Сквозь железные прутья кровати в головах видны лишь пропылённые кусты акации, дорога, затравеневшая по обочинам, а прямо за нею увалы, подножия сопок, засаженные в нижней, покатой своей части картошкой. Наверное, она уже зацвела своими нежно-фиолетовыми и белыми цветами, потому что временами долетал из-за дороги слабый сладкий её запах.
— Тётя Настя, а что там, за холмами? — спросил во время обеда Поливанов, махнув рукой за дорогу.
— Да ещё холмы. За ними — поле колхозное.
— А деревня далеко?
— Далеко. Там только сторожка одна. Старик с берданкой поле с тыквами сторожит. А на что тебе знать? Ты вот лучше кашу ешь — смотри, сколько по краям тарелки размазал… Ешь, пока рот свеж…
По вечерам, после отбоя, Поливанов шёпотом обсуждал с Костей подробности побега. Бежать надо, конечно, ночью. Главное, за дорогу незамеченными уйти, чтобы не преследовали. Дальше всё казалось ясным: где пройдём, где проползём. Взберёмся на холм, потом в ложбину, потом опять на холм и через поле на огонёк, к сторожке. Хлеб с собой, воды в колодце достанем. Хорошо бы сторожа подкупить, хлеб на молоко поменять, отдохнуть и дальше к железной дороге двинуть.

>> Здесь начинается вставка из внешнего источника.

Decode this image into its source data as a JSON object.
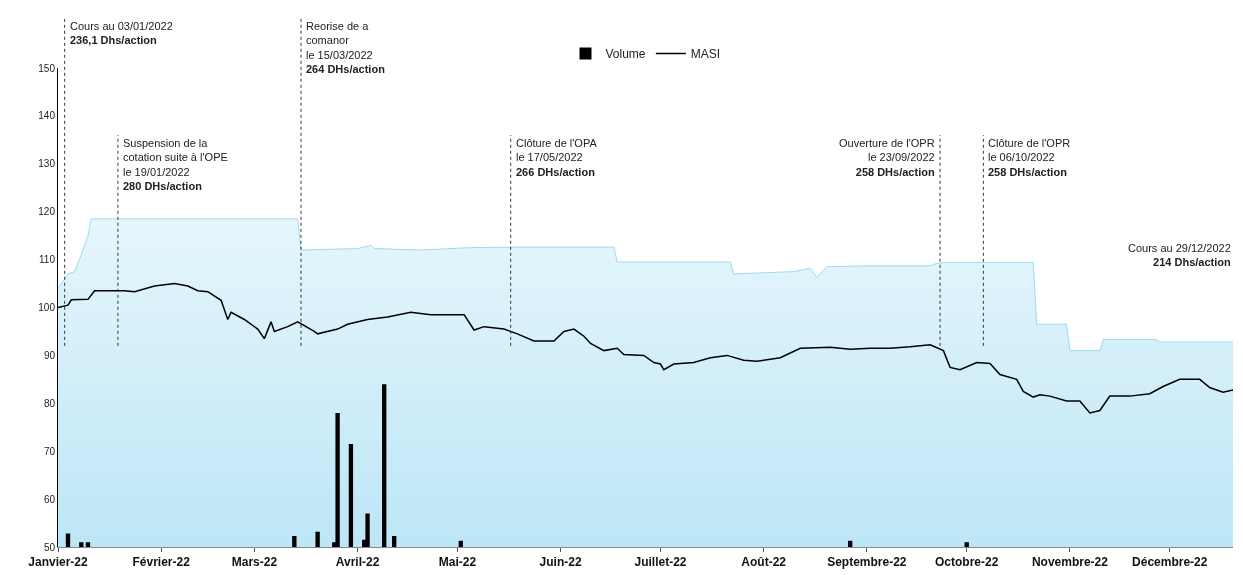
{
  "chart_data": {
    "type": "line",
    "xlim": [
      "2022-01-01",
      "2022-12-20"
    ],
    "xticks": [
      {
        "value": "2022-01-01",
        "label": "Janvier-22"
      },
      {
        "value": "2022-02-01",
        "label": "Février-22"
      },
      {
        "value": "2022-03-01",
        "label": "Mars-22"
      },
      {
        "value": "2022-04-01",
        "label": "Avril-22"
      },
      {
        "value": "2022-05-01",
        "label": "Mai-22"
      },
      {
        "value": "2022-06-01",
        "label": "Juin-22"
      },
      {
        "value": "2022-07-01",
        "label": "Juillet-22"
      },
      {
        "value": "2022-08-01",
        "label": "Août-22"
      },
      {
        "value": "2022-09-01",
        "label": "Septembre-22"
      },
      {
        "value": "2022-10-01",
        "label": "Octobre-22"
      },
      {
        "value": "2022-11-01",
        "label": "Novembre-22"
      },
      {
        "value": "2022-12-01",
        "label": "Décembre-22"
      }
    ],
    "ylim": [
      50,
      150
    ],
    "yticks": [
      50,
      60,
      70,
      80,
      90,
      100,
      110,
      120,
      130,
      140,
      150
    ],
    "grid": false,
    "legend": "top",
    "series": [
      {
        "type": "area",
        "color": "#9edaf2",
        "x": [
          "2022-01-01",
          "2022-01-04",
          "2022-01-06",
          "2022-01-08",
          "2022-01-10",
          "2022-01-11",
          "2022-03-14",
          "2022-03-15",
          "2022-04-01",
          "2022-04-05",
          "2022-04-06",
          "2022-04-20",
          "2022-05-05",
          "2022-05-17",
          "2022-06-17",
          "2022-06-18",
          "2022-07-22",
          "2022-07-23",
          "2022-08-10",
          "2022-08-15",
          "2022-08-17",
          "2022-08-20",
          "2022-09-01",
          "2022-09-20",
          "2022-09-22",
          "2022-09-25",
          "2022-10-21",
          "2022-10-22",
          "2022-10-31",
          "2022-11-01",
          "2022-11-10",
          "2022-11-11",
          "2022-11-27",
          "2022-11-28",
          "2022-12-20"
        ],
        "values": [
          104,
          107,
          107.5,
          111,
          115,
          118.5,
          118.5,
          112,
          112.3,
          113,
          112.3,
          112,
          112.5,
          112.6,
          112.6,
          109.5,
          109.5,
          107,
          107.5,
          108.2,
          106.3,
          108.5,
          108.7,
          108.7,
          109.2,
          109.4,
          109.4,
          96.5,
          96.5,
          91,
          91,
          93.3,
          93.3,
          92.8,
          92.8
        ]
      },
      {
        "type": "bar",
        "name": "Volume",
        "color": "#000000",
        "x": [
          "2022-01-04",
          "2022-01-08",
          "2022-01-10",
          "2022-03-13",
          "2022-03-20",
          "2022-03-25",
          "2022-03-26",
          "2022-03-30",
          "2022-04-03",
          "2022-04-04",
          "2022-04-09",
          "2022-04-12",
          "2022-05-02",
          "2022-08-27",
          "2022-10-01"
        ],
        "values": [
          52.8,
          51,
          51,
          52.3,
          53.2,
          51,
          78,
          71.5,
          51.5,
          57,
          84,
          52.3,
          51.3,
          51.3,
          51
        ]
      },
      {
        "name": "MASI",
        "color": "#000000",
        "x": [
          "2022-01-01",
          "2022-01-04",
          "2022-01-05",
          "2022-01-10",
          "2022-01-12",
          "2022-01-21",
          "2022-01-24",
          "2022-01-30",
          "2022-02-05",
          "2022-02-09",
          "2022-02-12",
          "2022-02-15",
          "2022-02-19",
          "2022-02-21",
          "2022-02-22",
          "2022-02-26",
          "2022-03-02",
          "2022-03-04",
          "2022-03-06",
          "2022-03-07",
          "2022-03-11",
          "2022-03-14",
          "2022-03-19",
          "2022-03-20",
          "2022-03-26",
          "2022-03-29",
          "2022-04-04",
          "2022-04-10",
          "2022-04-17",
          "2022-04-23",
          "2022-05-03",
          "2022-05-06",
          "2022-05-09",
          "2022-05-15",
          "2022-05-19",
          "2022-05-24",
          "2022-05-30",
          "2022-06-02",
          "2022-06-05",
          "2022-06-08",
          "2022-06-10",
          "2022-06-14",
          "2022-06-18",
          "2022-06-20",
          "2022-06-26",
          "2022-06-29",
          "2022-07-01",
          "2022-07-02",
          "2022-07-05",
          "2022-07-11",
          "2022-07-16",
          "2022-07-21",
          "2022-07-26",
          "2022-07-30",
          "2022-08-06",
          "2022-08-12",
          "2022-08-21",
          "2022-08-27",
          "2022-09-02",
          "2022-09-08",
          "2022-09-14",
          "2022-09-20",
          "2022-09-24",
          "2022-09-26",
          "2022-09-29",
          "2022-10-04",
          "2022-10-08",
          "2022-10-11",
          "2022-10-16",
          "2022-10-18",
          "2022-10-21",
          "2022-10-23",
          "2022-10-26",
          "2022-10-31",
          "2022-11-04",
          "2022-11-07",
          "2022-11-10",
          "2022-11-13",
          "2022-11-19",
          "2022-11-25",
          "2022-11-29",
          "2022-12-04",
          "2022-12-10",
          "2022-12-13",
          "2022-12-17",
          "2022-12-20"
        ],
        "values": [
          100,
          100.5,
          101.6,
          101.7,
          103.5,
          103.5,
          103.3,
          104.5,
          105,
          104.5,
          103.5,
          103.3,
          101.5,
          97.5,
          99,
          97.5,
          95.5,
          93.5,
          97,
          95,
          96,
          97,
          95,
          94.5,
          95.5,
          96.5,
          97.5,
          98,
          99,
          98.5,
          98.5,
          95.3,
          96,
          95.5,
          94.5,
          93,
          93,
          95,
          95.5,
          94,
          92.5,
          91,
          91.5,
          90.2,
          90,
          88.5,
          88.2,
          87,
          88.2,
          88.5,
          89.5,
          90,
          89,
          88.8,
          89.5,
          91.5,
          91.7,
          91.3,
          91.5,
          91.5,
          91.8,
          92.2,
          91,
          87.5,
          87,
          88.5,
          88.3,
          86,
          85,
          82.5,
          81.3,
          81.8,
          81.5,
          80.5,
          80.5,
          78,
          78.5,
          81.5,
          81.5,
          82,
          83.5,
          85,
          85,
          83.3,
          82.3,
          82.8
        ]
      }
    ],
    "ref_lines": [
      {
        "axis": "x",
        "value": "2022-01-03",
        "label": "Cours au 03/01/2022\n236,1 Dhs/action",
        "line_style": "dotted",
        "color": "#333333"
      },
      {
        "axis": "x",
        "value": "2022-01-19",
        "label": "Suspension de la\ncotation suite à l'OPE\nle 19/01/2022\n280 DHs/action",
        "line_style": "dotted",
        "color": "#333333"
      },
      {
        "axis": "x",
        "value": "2022-03-15",
        "label": "Reorise de a\ncomanor\nle 15/03/2022\n264 DHs/action",
        "line_style": "dotted",
        "color": "#333333"
      },
      {
        "axis": "x",
        "value": "2022-05-17",
        "label": "Clôture de l'OPA\nle 17/05/2022\n266 DHs/action",
        "line_style": "dotted",
        "color": "#333333"
      },
      {
        "axis": "x",
        "value": "2022-09-23",
        "label": "Ouverture de l'OPR\nle 23/09/2022\n258 DHs/action",
        "line_style": "dotted",
        "color": "#333333"
      },
      {
        "axis": "x",
        "value": "2022-10-06",
        "label": "Clôture de l'OPR\nle 06/10/2022\n258 DHs/action",
        "line_style": "dotted",
        "color": "#333333"
      }
    ],
    "annotations": [
      "Cours au 29/12/2022\n214 Dhs/action"
    ]
  }
}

— Можно ещё курицу зарезать, если поймается. Ножик с нами, — говорил Костя.
— А как её сготовить? — сомневался Поливанов.
— Запросто. Костёр в поле разожжём и изжарим. А перья в волосы засунем, как у индейцев, чтобы нас пугались. (С Костей всё становилось ясным, как полдень, и неопасным.) Через пару дней наверняка к железной дороге выйдем, а там забраться в пустой товарняк, затаиться и ехать в Москву; от Москвы же и фронт неподалёку.